Hi folks!
After a long investigation between me Janis and Tobias for https://github.com/ROCm/k8s-device-plugin/issues/65 we ended up finding that the issue is the runc version available for Bullseye. The current issue is a syscall like access, used by Pytorch and other tools when initializing a GPU, ends up returning EPERM when it shouldn't, making the overall Python code erroring out (so we are not able to use the GPU).
I opened https://bugs.debian.org/cgi-bin/bugreport.cgi?bug=1071269 to ask if Debian upstream could release a new version for Bullseye, but migrating to Bookworm would also allow ML to progress T363191 so I started checking what is needed to allow Bookworm for Kubernetes workers.
Packages
The following are not available for bookworm-wikimedia:
- kubernetes-node
- calico-cni
- istio-cni
- calico
- calicoctl
- dragonfly-dfdaemon
- dragonfly-dget
Meanwhile rsyslog-kubernetes is now shipped by Debian upstream, so we are good on that side. Everything is ran by golang and statically built, but I checked ldd to verify anyway.
- The kubelet binary links against libc
- kube-proxy, Calico binaries, Istio binaries are marked as not a dynamic executable
- The dragonfly binaries have a longer list of dynamic libraries:
linux-vdso.so.1 (0x00007ffd5c99d000) libpthread.so.0 => /lib/x86_64-linux-gnu/libpthread.so.0 (0x00007ff1f87d4000) libc.so.6 => /lib/x86_64-linux-gnu/libc.so.6 (0x00007ff1f85f3000) /lib64/ld-linux-x86-64.so.2 (0x00007ff1f87e0000)
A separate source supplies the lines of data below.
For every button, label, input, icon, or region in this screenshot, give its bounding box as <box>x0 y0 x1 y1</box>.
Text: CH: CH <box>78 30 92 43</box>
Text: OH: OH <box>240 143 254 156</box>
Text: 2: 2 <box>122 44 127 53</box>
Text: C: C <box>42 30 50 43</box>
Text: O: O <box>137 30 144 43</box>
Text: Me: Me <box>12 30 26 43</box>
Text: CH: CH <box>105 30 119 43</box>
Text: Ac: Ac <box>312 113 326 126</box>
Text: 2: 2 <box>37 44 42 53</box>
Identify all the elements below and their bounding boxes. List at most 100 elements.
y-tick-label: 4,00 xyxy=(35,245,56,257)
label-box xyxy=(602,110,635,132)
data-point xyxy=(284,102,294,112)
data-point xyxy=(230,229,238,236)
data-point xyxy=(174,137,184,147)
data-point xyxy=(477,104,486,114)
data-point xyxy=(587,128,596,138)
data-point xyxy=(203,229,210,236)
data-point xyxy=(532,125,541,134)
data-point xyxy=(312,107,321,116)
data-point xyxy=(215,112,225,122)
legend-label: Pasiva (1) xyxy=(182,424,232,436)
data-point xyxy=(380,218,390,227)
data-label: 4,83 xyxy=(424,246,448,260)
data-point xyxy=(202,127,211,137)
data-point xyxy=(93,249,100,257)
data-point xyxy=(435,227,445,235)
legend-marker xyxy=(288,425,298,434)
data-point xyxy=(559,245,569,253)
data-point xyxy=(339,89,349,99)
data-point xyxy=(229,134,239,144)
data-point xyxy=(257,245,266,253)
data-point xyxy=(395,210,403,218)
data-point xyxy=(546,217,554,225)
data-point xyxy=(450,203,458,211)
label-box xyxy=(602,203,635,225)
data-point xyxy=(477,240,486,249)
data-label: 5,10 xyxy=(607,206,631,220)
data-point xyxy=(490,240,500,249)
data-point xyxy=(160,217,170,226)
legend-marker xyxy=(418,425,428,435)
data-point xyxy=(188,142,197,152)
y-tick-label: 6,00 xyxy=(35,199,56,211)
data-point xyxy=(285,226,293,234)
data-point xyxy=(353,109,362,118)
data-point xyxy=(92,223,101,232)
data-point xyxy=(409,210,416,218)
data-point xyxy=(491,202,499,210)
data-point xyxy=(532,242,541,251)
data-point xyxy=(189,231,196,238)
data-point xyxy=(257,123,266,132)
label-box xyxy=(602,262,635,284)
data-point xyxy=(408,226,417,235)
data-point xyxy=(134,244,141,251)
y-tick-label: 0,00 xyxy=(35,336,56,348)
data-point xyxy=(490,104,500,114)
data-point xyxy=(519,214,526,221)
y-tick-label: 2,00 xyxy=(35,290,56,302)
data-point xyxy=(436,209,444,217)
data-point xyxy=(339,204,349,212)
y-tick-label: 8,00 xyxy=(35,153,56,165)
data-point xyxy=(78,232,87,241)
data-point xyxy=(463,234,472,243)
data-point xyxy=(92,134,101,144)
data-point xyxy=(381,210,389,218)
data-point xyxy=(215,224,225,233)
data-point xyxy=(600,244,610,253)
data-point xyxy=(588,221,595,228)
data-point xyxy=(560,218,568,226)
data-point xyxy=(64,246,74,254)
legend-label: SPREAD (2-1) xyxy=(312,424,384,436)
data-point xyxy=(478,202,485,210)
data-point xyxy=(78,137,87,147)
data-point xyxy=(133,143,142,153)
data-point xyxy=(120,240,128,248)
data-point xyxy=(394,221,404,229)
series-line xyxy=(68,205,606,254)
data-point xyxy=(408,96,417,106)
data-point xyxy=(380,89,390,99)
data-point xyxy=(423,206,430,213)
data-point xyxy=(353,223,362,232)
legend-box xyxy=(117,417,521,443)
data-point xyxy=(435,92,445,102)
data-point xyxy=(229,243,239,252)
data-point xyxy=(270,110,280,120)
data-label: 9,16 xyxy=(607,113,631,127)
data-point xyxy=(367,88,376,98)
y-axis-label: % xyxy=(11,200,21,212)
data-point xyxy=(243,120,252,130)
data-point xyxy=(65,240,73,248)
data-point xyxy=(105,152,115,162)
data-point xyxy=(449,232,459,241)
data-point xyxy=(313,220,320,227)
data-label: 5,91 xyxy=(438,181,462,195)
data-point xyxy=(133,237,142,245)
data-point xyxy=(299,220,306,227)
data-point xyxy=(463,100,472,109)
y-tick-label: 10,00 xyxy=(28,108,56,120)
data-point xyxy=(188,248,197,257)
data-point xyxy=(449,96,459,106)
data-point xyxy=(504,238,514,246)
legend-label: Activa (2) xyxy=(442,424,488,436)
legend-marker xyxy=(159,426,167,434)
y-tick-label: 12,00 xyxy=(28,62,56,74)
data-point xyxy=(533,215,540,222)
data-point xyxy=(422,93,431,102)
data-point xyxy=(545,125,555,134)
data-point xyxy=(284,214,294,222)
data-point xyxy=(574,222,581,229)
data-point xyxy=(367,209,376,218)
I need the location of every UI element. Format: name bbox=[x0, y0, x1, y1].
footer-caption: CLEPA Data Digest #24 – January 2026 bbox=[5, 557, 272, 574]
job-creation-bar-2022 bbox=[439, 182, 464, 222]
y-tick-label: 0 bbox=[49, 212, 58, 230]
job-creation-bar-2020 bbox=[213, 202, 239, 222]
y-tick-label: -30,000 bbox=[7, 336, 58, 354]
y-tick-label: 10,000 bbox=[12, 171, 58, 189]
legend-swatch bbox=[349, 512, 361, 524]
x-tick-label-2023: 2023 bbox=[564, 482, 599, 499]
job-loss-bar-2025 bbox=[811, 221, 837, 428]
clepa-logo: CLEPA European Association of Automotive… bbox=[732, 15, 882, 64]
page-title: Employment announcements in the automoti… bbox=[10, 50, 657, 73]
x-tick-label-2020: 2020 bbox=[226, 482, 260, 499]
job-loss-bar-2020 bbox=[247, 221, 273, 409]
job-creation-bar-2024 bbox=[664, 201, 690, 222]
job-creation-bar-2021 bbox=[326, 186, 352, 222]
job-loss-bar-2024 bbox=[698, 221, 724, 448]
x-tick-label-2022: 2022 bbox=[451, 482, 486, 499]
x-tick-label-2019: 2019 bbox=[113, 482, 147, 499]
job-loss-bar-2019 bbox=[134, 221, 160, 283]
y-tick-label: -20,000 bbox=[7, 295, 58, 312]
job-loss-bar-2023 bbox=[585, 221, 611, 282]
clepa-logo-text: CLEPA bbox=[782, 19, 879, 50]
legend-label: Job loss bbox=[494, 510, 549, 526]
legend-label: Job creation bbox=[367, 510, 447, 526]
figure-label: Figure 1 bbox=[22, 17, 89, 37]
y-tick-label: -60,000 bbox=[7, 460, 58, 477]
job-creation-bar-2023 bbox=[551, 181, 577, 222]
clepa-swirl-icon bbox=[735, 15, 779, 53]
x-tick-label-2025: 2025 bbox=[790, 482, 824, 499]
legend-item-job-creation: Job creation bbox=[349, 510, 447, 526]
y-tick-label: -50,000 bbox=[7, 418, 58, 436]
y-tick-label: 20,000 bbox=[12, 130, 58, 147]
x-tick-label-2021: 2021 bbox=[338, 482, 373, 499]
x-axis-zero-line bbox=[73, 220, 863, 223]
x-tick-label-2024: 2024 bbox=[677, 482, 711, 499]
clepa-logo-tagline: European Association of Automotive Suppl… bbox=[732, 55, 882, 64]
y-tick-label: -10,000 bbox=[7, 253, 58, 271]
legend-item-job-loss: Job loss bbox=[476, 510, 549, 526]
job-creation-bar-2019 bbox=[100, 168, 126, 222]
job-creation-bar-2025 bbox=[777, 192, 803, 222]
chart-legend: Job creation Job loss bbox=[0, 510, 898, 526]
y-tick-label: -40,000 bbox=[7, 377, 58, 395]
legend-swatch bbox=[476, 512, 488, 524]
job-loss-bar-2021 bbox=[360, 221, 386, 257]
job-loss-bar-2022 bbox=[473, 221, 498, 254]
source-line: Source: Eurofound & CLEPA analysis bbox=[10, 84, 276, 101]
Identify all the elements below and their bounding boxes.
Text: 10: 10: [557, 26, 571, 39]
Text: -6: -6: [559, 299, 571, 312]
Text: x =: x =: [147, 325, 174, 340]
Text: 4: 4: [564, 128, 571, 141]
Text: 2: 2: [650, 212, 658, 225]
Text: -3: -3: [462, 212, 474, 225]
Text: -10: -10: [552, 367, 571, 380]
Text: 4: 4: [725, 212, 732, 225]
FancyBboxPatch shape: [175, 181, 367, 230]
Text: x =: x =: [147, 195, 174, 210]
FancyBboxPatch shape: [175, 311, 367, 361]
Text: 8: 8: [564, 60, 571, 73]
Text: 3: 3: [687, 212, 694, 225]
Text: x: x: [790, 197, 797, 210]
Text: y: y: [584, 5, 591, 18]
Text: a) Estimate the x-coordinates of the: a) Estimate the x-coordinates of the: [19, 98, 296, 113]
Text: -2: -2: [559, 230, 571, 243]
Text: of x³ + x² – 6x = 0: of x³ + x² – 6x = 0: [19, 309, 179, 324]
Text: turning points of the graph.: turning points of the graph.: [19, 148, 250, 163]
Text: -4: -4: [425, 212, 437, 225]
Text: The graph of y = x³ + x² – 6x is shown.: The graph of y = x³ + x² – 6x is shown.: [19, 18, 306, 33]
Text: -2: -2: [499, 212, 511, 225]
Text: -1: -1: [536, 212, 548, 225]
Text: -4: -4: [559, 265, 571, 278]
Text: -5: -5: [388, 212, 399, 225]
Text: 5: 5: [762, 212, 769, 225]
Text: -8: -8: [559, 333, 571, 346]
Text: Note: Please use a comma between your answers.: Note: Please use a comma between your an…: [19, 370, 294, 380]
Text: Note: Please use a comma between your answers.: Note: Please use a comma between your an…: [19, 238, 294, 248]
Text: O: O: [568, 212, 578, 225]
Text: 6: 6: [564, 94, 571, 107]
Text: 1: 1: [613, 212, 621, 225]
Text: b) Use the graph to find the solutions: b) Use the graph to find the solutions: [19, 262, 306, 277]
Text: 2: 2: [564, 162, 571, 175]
If I am not missing any package I could simply reprepro copy all packages to bookworm-wikimedia and test on ml-staging2001, rebuilding kubernetes-node or dragonfly packages if needed (namely libc incompatibility etc..).
Docker would move to a different version of course:
20.10.5+dfsg1-1+deb11u2 to 20.10.24+dfsg1-1+b320.10.24+dfsg1-1+b3
And runc as well:
1.0.0~rc93+ds1-5+deb11u3 to 1.1.5+ds1-1+deb12u1 (this version contains the fix that ML needs)
Puppet
Checked profile::kubernetes::node and related classes like k8s::kubelet, I don't see any Bullseye-specific bit from a quick glance, so in theory no changes are needed.
Kernel/OS/Misc
The kernel would go from 5.x to 6.x, I can't think about anything specific that would cause troubles except of course that all containers may run differently on 6.x, but we can't do much about it in advance.
Anything else that I am missing? Does the plan look ok?